Junqueras is the latest of a number of the former officials and activists jailed for their part in the 2017 independence bid in Catalonia to regularly be allowed out of prison for short periods in order to do paid or voluntary work.
The former foreign affairs minister, Raül Romeva, left prison for the first time on Monday, and also for three days a week will work for a private body, evaluating the progress made in the 25 years since the Dayton Peace Accords ended the Bosnian War.
Junqueras to teach history on Manresa campus
Junqueras left the Lledoners prison just after 11am, waved to reporters, and made his way to the car park to be driven to the Vic university campus in Manresa, where he will have his own office and where he will teach history classes.
Specifically, the former vice president will work for the Bages University Foundation (FUB), a private organization that provides courses for students in central Catalonia. There he will begin preparing the history course that is due to begin after Easter.
The history course Junqueras will teach will be available to anyone who is interested in taking it, and the university authorities say that their aim is to make the presence of Junqueras on campus "as normal as possible."

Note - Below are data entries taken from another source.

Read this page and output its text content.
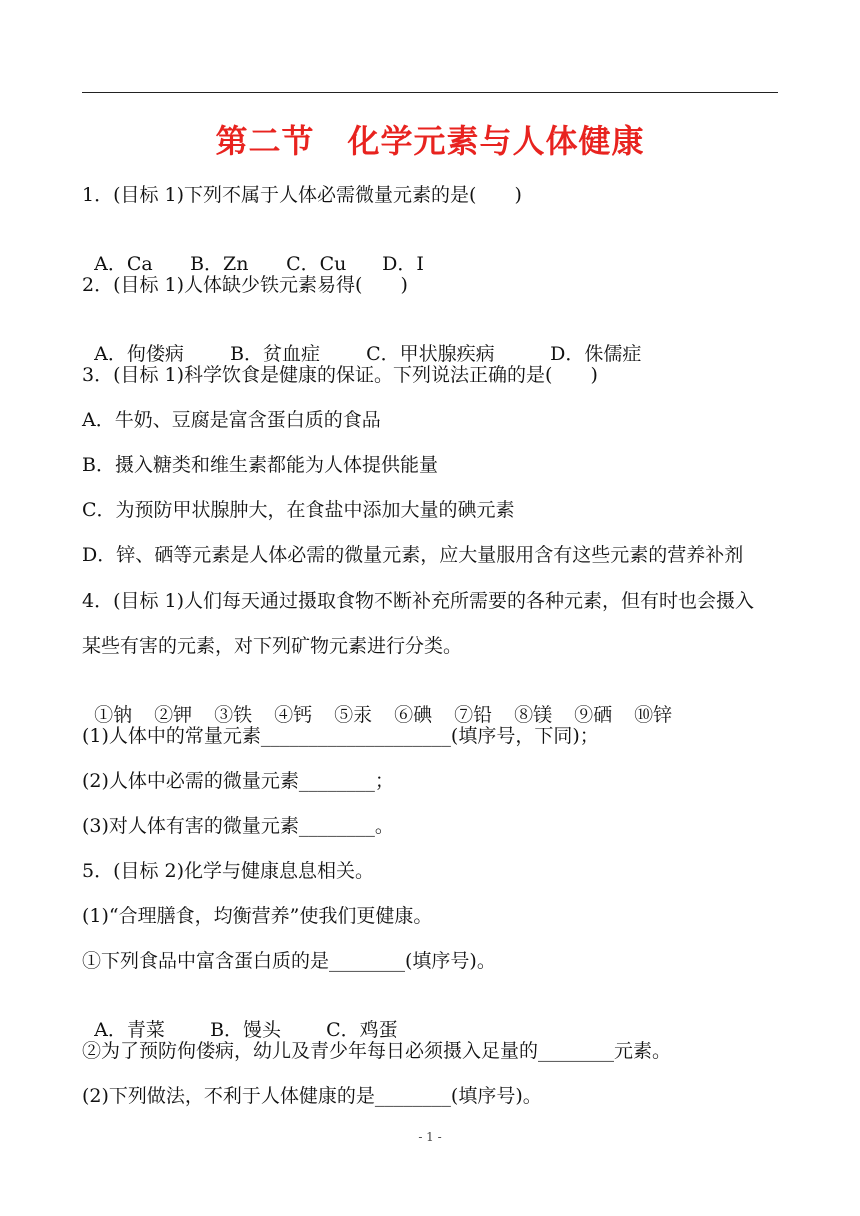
第二节　化学元素与人体健康
1．(目标 1)下列不属于人体必需微量元素的是(　　)

A．Ca B．Zn C．Cu D．I

2．(目标 1)人体缺少铁元素易得(　　)

A．佝偻病 B．贫血症 C．甲状腺疾病	D．侏儒症

3．(目标 1)科学饮食是健康的保证。下列说法正确的是(　　)
A．牛奶、豆腐是富含蛋白质的食品
B．摄入糖类和维生素都能为人体提供能量
C．为预防甲状腺肿大，在食盐中添加大量的碘元素
D．锌、硒等元素是人体必需的微量元素，应大量服用含有这些元素的营养补剂
4．(目标 1)人们每天通过摄取食物不断补充所需要的各种元素，但有时也会摄入
某些有害的元素，对下列矿物元素进行分类。

①钠 ②钾 ③铁 ④钙 ⑤汞 ⑥碘 ⑦铅 ⑧镁 ⑨硒 ⑩锌

(1)人体中的常量元素____________________(填序号，下同)；
(2)人体中必需的微量元素________；
(3)对人体有害的微量元素________。
5．(目标 2)化学与健康息息相关。
(1)“合理膳食，均衡营养”使我们更健康。
①下列食品中富含蛋白质的是________(填序号)。

A．青菜 B．馒头 C．鸡蛋

②为了预防佝偻病，幼儿及青少年每日必须摄入足量的________元素。
(2)下列做法，不利于人体健康的是________(填序号)。
- 1 -
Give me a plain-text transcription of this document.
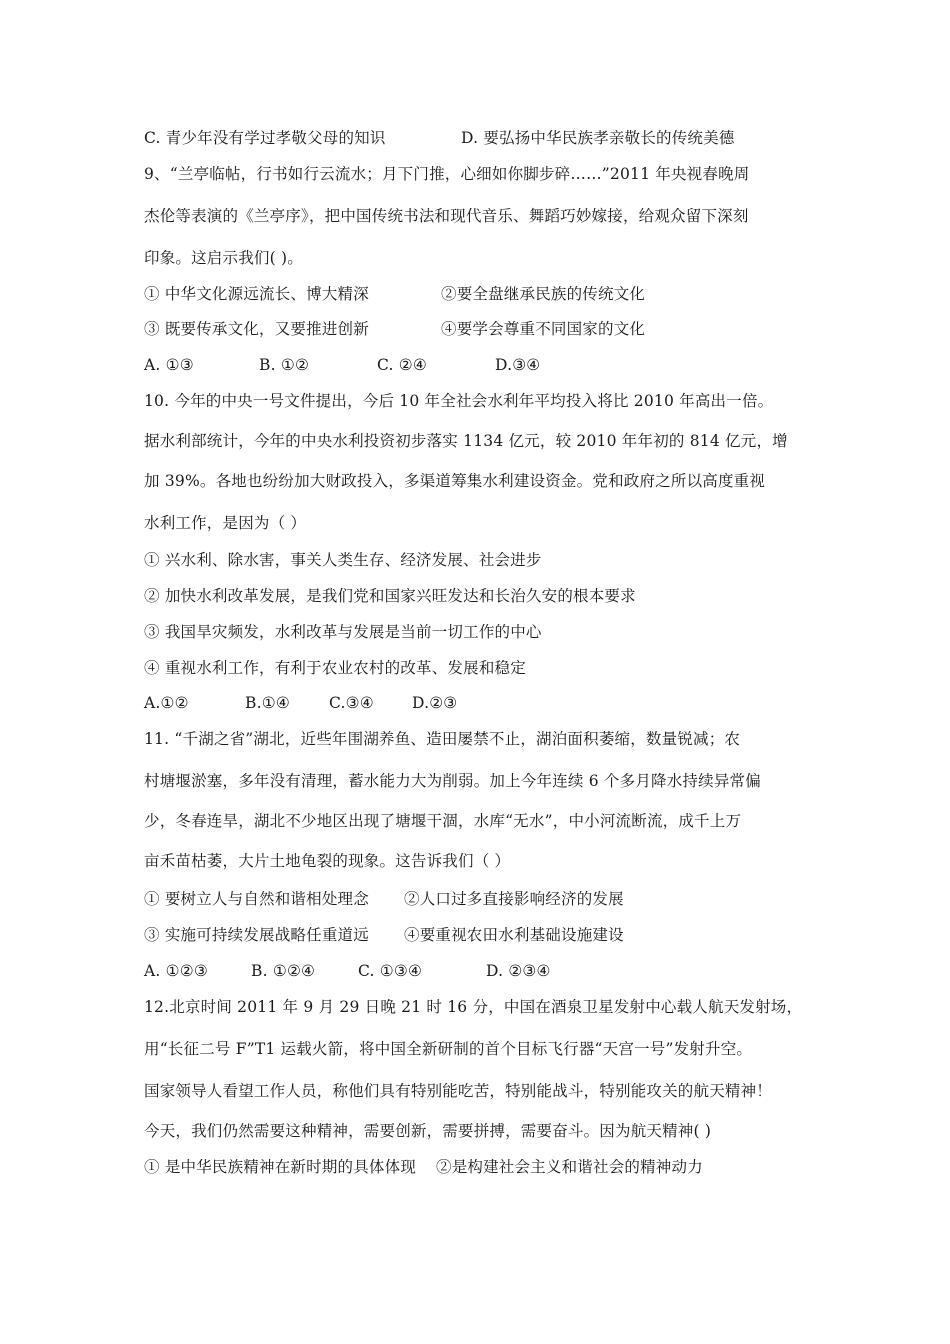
C. 青少年没有学过孝敬父母的知识	D. 要弘扬中华民族孝亲敬长的传统美德
9、“兰亭临帖，行书如行云流水；月下门推，心细如你脚步碎……”2011 年央视春晚周
杰伦等表演的《兰亭序》，把中国传统书法和现代音乐、舞蹈巧妙嫁接，给观众留下深刻
印象。这启示我们( )。
① 中华文化源远流长、博大精深	②要全盘继承民族的传统文化
③ 既要传承文化，又要推进创新	④要学会尊重不同国家的文化
A. ①③	B. ①②	C. ②④	D.③④
10. 今年的中央一号文件提出，今后 10 年全社会水利年平均投入将比 2010 年高出一倍。
据水利部统计，今年的中央水利投资初步落实 1134 亿元，较 2010 年年初的 814 亿元，增
加 39%。各地也纷纷加大财政投入，多渠道筹集水利建设资金。党和政府之所以高度重视
水利工作，是因为（ ）
① 兴水利、除水害，事关人类生存、经济发展、社会进步
② 加快水利改革发展，是我们党和国家兴旺发达和长治久安的根本要求
③ 我国旱灾频发，水利改革与发展是当前一切工作的中心
④ 重视水利工作，有利于农业农村的改革、发展和稳定
A.①②	B.①④	C.③④ D.②③
11. “千湖之省”湖北，近些年围湖养鱼、造田屡禁不止，湖泊面积萎缩，数量锐减；农
村塘堰淤塞，多年没有清理，蓄水能力大为削弱。加上今年连续 6 个多月降水持续异常偏
少，冬春连旱，湖北不少地区出现了塘堰干涸，水库“无水”，中小河流断流，成千上万
亩禾苗枯萎，大片土地龟裂的现象。这告诉我们（ ）
① 要树立人与自然和谐相处理念 ②人口过多直接影响经济的发展
③ 实施可持续发展战略任重道远 ④要重视农田水利基础设施建设
A. ①②③	B. ①②④	C. ①③④	D. ②③④
12.北京时间 2011 年 9 月 29 日晚 21 时 16 分，中国在酒泉卫星发射中心载人航天发射场，
用“长征二号 F”T1 运载火箭，将中国全新研制的首个目标飞行器“天宫一号”发射升空。
国家领导人看望工作人员，称他们具有特别能吃苦，特别能战斗，特别能攻关的航天精神！
今天，我们仍然需要这种精神，需要创新，需要拼搏，需要奋斗。因为航天精神( )
① 是中华民族精神在新时期的具体体现 ②是构建社会主义和谐社会的精神动力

Seven of nine granted regular leave
Of the nine former Catalan officials and activists jailed over the 2017 independence bid, Junqueras received the heaviest prison sentence: 13 years in jail for the offense of sedition. All but two of the leaders have so far been granted regular temporary leave.
Yet, the Spanish prosecutor has opposed the temporary leave, in the case of activist leader Jordi Cuixart, for example, arguing that the offense is "exceptional" and so requires a "restrictive interpretation" when awarding daytime release from prison.